Ford has a new version of its F-150 pick up coming out. That per se isn’t all that exciting to me, but everyone says that thus truck is a big deal because of it represents a shift from steel to aluminum. Here is how Dan Neil put it in the Wall Street Journal (Detroit’s Big Three Are Returning to Excellence, Jan 17).
But now, without further eloquence, the news: Ford changed the game this week when it unveiled its aluminum-intensive pickup truck, the 2015 F-150, that is as much as 700 pounds lighter than a comparable steel-bodied vehicle. In an industry that celebrates the power of small numbers and incremental weight savings, 700 pounds is a staggering figure, and it is weight savings that directly and proportionally improves hauling and towing capacity and fuel economy, which are prime metrics in the truck segment.
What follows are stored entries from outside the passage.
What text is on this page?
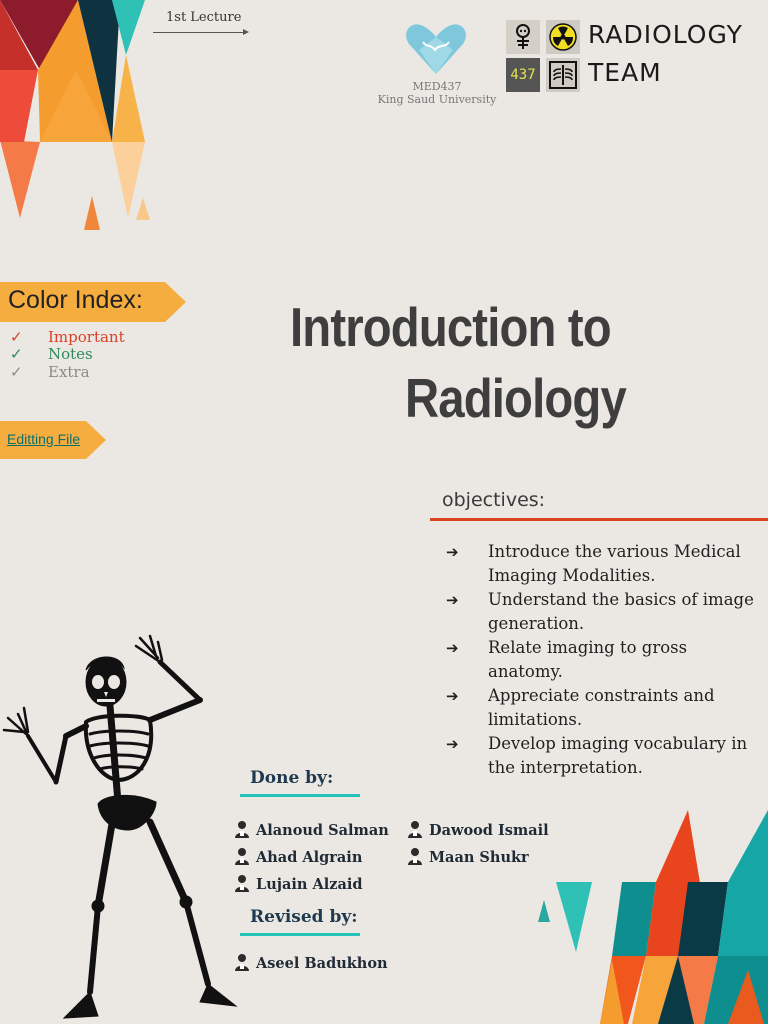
1st Lecture
MED437
King Saud University
437
RADIOLOGY
TEAM
Color Index:
✓ Important
✓ Notes
✓ Extra
Editting File
Introduction to
Radiology
objectives:
➔ Introduce the various Medical Imaging Modalities.
➔ Understand the basics of image generation.
➔ Relate imaging to gross anatomy.
➔ Appreciate constraints and limitations.
➔ Develop imaging vocabulary in the interpretation.
Done by:
Alanoud Salman
Ahad Algrain
Lujain Alzaid
Dawood Ismail
Maan Shukr
Revised by:
Aseel Badukhon
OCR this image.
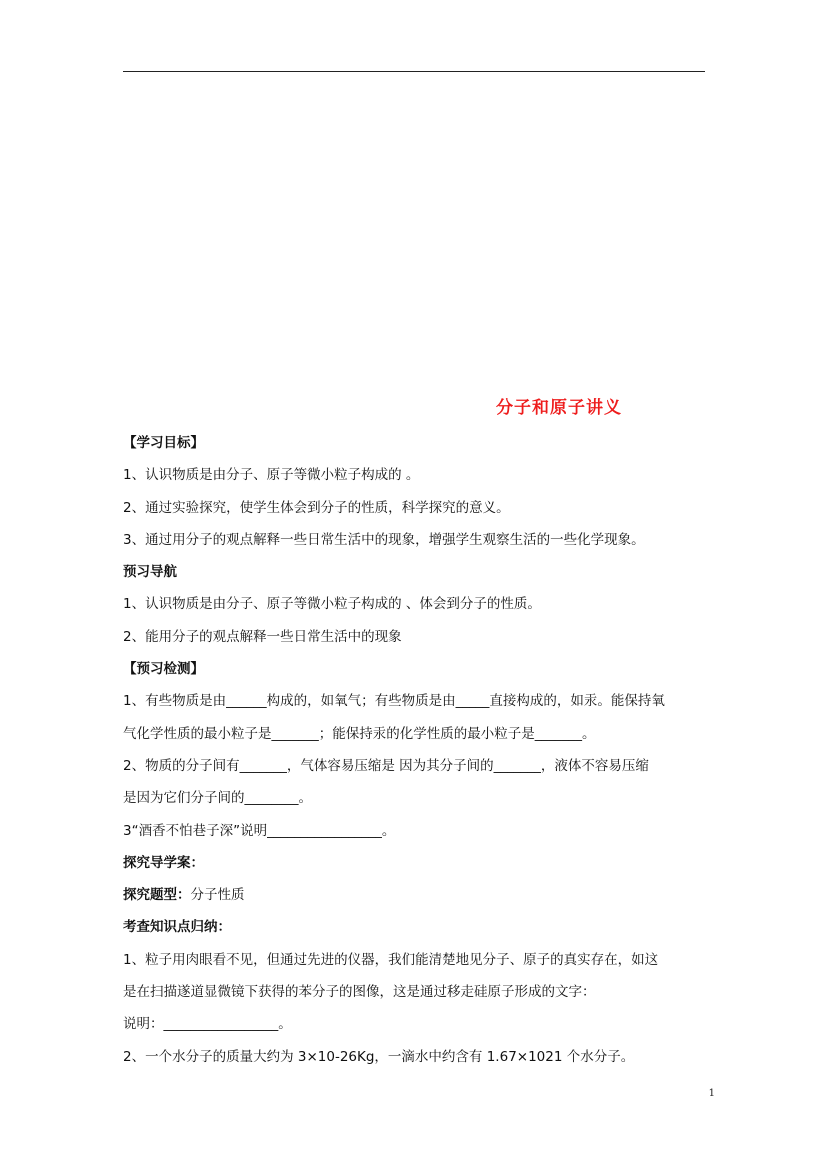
分子和原子讲义
【学习目标】
1、认识物质是由分子、原子等微小粒子构成的 。
2、通过实验探究，使学生体会到分子的性质，科学探究的意义。
3、通过用分子的观点解释一些日常生活中的现象，增强学生观察生活的一些化学现象。
预习导航
1、认识物质是由分子、原子等微小粒子构成的 、体会到分子的性质。
2、能用分子的观点解释一些日常生活中的现象
【预习检测】
1、有些物质是由______构成的，如氧气；有些物质是由_____直接构成的，如汞。能保持氧
气化学性质的最小粒子是_______；能保持汞的化学性质的最小粒子是_______。
2、物质的分子间有_______，气体容易压缩是 因为其分子间的_______，液体不容易压缩
是因为它们分子间的________。
3“酒香不怕巷子深”说明_________________。
探究导学案：
探究题型：分子性质
考查知识点归纳：
1、粒子用肉眼看不见，但通过先进的仪器，我们能清楚地见分子、原子的真实存在，如这
是在扫描遂道显微镜下获得的苯分子的图像，这是通过移走硅原子形成的文字：
说明：_________________。
2、一个水分子的质量大约为 3×10-26Kg，一滴水中约含有 1.67×1021 个水分子。
1
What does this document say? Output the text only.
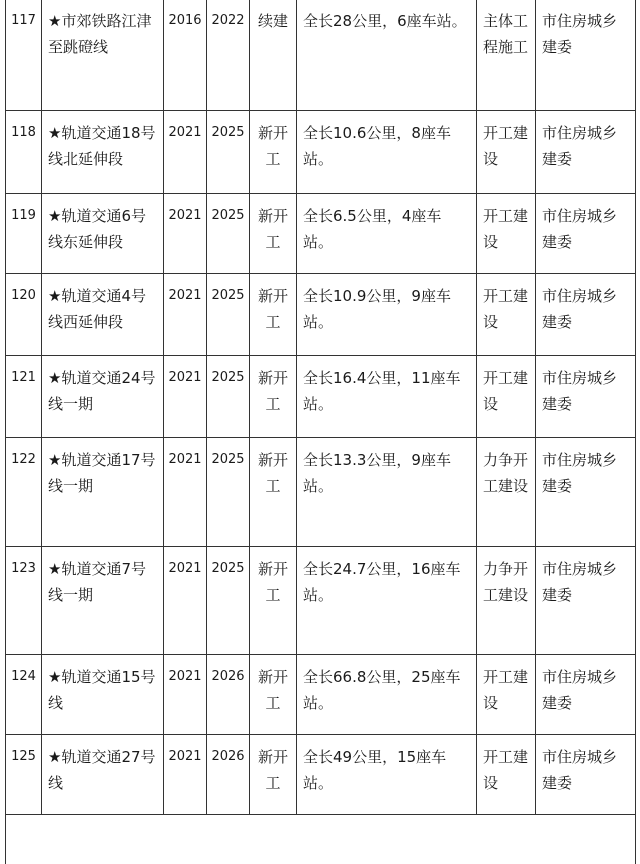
117	★市郊铁路江津至跳磴线	2016	2022	续建	全长28公里，6座车站。	主体工程施工	市住房城乡建委
118	★轨道交通18号线北延伸段	2021	2025	新开工	全长10.6公里，8座车站。	开工建设	市住房城乡建委
119	★轨道交通6号线东延伸段	2021	2025	新开工	全长6.5公里，4座车站。	开工建设	市住房城乡建委
120	★轨道交通4号线西延伸段	2021	2025	新开工	全长10.9公里，9座车站。	开工建设	市住房城乡建委
121	★轨道交通24号线一期	2021	2025	新开工	全长16.4公里，11座车站。	开工建设	市住房城乡建委
122	★轨道交通17号线一期	2021	2025	新开工	全长13.3公里，9座车站。	力争开工建设	市住房城乡建委
123	★轨道交通7号线一期	2021	2025	新开工	全长24.7公里，16座车站。	力争开工建设	市住房城乡建委
124	★轨道交通15号线	2021	2026	新开工	全长66.8公里，25座车站。	开工建设	市住房城乡建委
125	★轨道交通27号线	2021	2026	新开工	全长49公里，15座车站。	开工建设	市住房城乡建委
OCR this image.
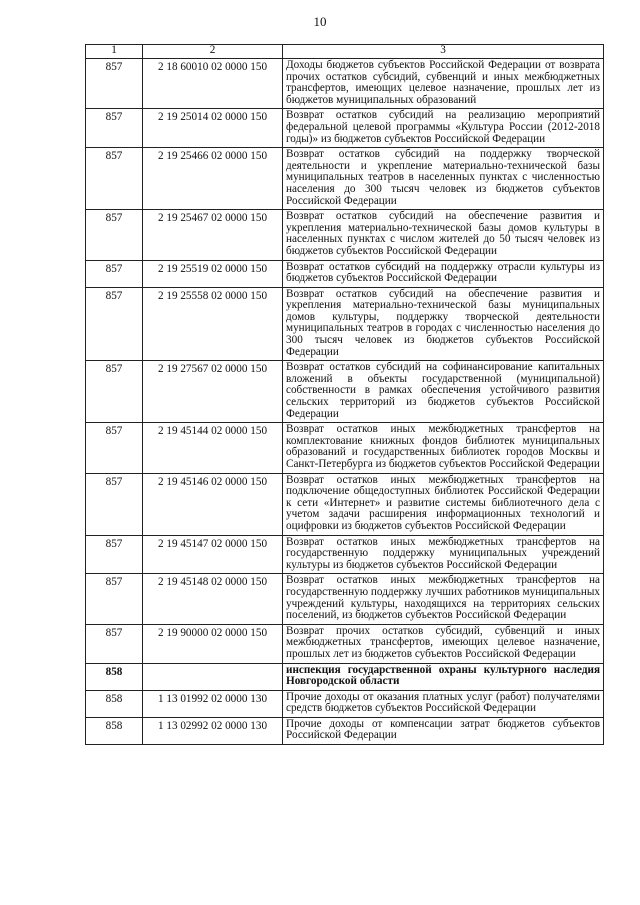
10
1	2	3
857	2 18 60010 02 0000 150	Доходы бюджетов субъектов Российской Федерации от возврата прочих остатков субсидий, субвенций и иных межбюджетных трансфертов, имеющих целевое назначение, прошлых лет из бюджетов муниципальных образований
857	2 19 25014 02 0000 150	Возврат остатков субсидий на реализацию мероприятий федеральной целевой программы «Культура России (2012-2018 годы)» из бюджетов субъектов Российской Федерации
857	2 19 25466 02 0000 150	Возврат остатков субсидий на поддержку творческой деятельности и укрепление материально-технической базы муниципальных театров в населенных пунктах с численностью населения до 300 тысяч человек из бюджетов субъектов Российской Федерации
857	2 19 25467 02 0000 150	Возврат остатков субсидий на обеспечение развития и укрепления материально-технической базы домов культуры в населенных пунктах с числом жителей до 50 тысяч человек из бюджетов субъектов Российской Федерации
857	2 19 25519 02 0000 150	Возврат остатков субсидий на поддержку отрасли культуры из бюджетов субъектов Российской Федерации
857	2 19 25558 02 0000 150	Возврат остатков субсидий на обеспечение развития и укрепления материально-технической базы муниципальных домов культуры, поддержку творческой деятельности муниципальных театров в городах с численностью населения до 300 тысяч человек из бюджетов субъектов Российской Федерации
857	2 19 27567 02 0000 150	Возврат остатков субсидий на софинансирование капитальных вложений в объекты государственной (муниципальной) собственности в рамках обеспечения устойчивого развития сельских территорий из бюджетов субъектов Российской Федерации
857	2 19 45144 02 0000 150	Возврат остатков иных межбюджетных трансфертов на комплектование книжных фондов библиотек муниципальных образований и государственных библиотек городов Москвы и Санкт-Петербурга из бюджетов субъектов Российской Федерации
857	2 19 45146 02 0000 150	Возврат остатков иных межбюджетных трансфертов на подключение общедоступных библиотек Российской Федерации к сети «Интернет» и развитие системы библиотечного дела с учетом задачи расширения информационных технологий и оцифровки из бюджетов субъектов Российской Федерации
857	2 19 45147 02 0000 150	Возврат остатков иных межбюджетных трансфертов на государственную поддержку муниципальных учреждений культуры из бюджетов субъектов Российской Федерации
857	2 19 45148 02 0000 150	Возврат остатков иных межбюджетных трансфертов на государственную поддержку лучших работников муниципальных учреждений культуры, находящихся на территориях сельских поселений, из бюджетов субъектов Российской Федерации
857	2 19 90000 02 0000 150	Возврат прочих остатков субсидий, субвенций и иных межбюджетных трансфертов, имеющих целевое назначение, прошлых лет из бюджетов субъектов Российской Федерации
858		инспекция государственной охраны культурного наследия Новгородской области
858	1 13 01992 02 0000 130	Прочие доходы от оказания платных услуг (работ) получателями средств бюджетов субъектов Российской Федерации
858	1 13 02992 02 0000 130	Прочие доходы от компенсации затрат бюджетов субъектов Российской Федерации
Wait, Upper West Sider, don’t rush off to the wine column. To the casual observer, the anticipated 3 mpg (20%) increase gained by Ford’s high-tech “light weighting” (a term of art) may seem marginal, but I assure you it is a figure of immediate and national consequence. … By virtue of the hundreds of millions of miles rolled up by the F-series annually, you are looking at the single biggest real-world advance in fuel economy in any vehicle since the Arab oil embargo.
So all that aluminum gives us a game changer — and not just in the realm of fuel economy. Automotive News reports that it has major implications for Ford dealers and their body shops (Ford dealers will gear up to fix new F-150, Feb 3). Ford’s collision marketing manager (that’s just a great job title) says that 80% of repairs on the new F-150 can be done in a standard body shop but that other 20% is going to require special capabilities — in part because aluminum dust reacts badly with steel parts so aluminum work must be kept physically separate from the rest of the shop. All told, a dealer needs to spend 30 to 50 grand in order to be ready for the F-150.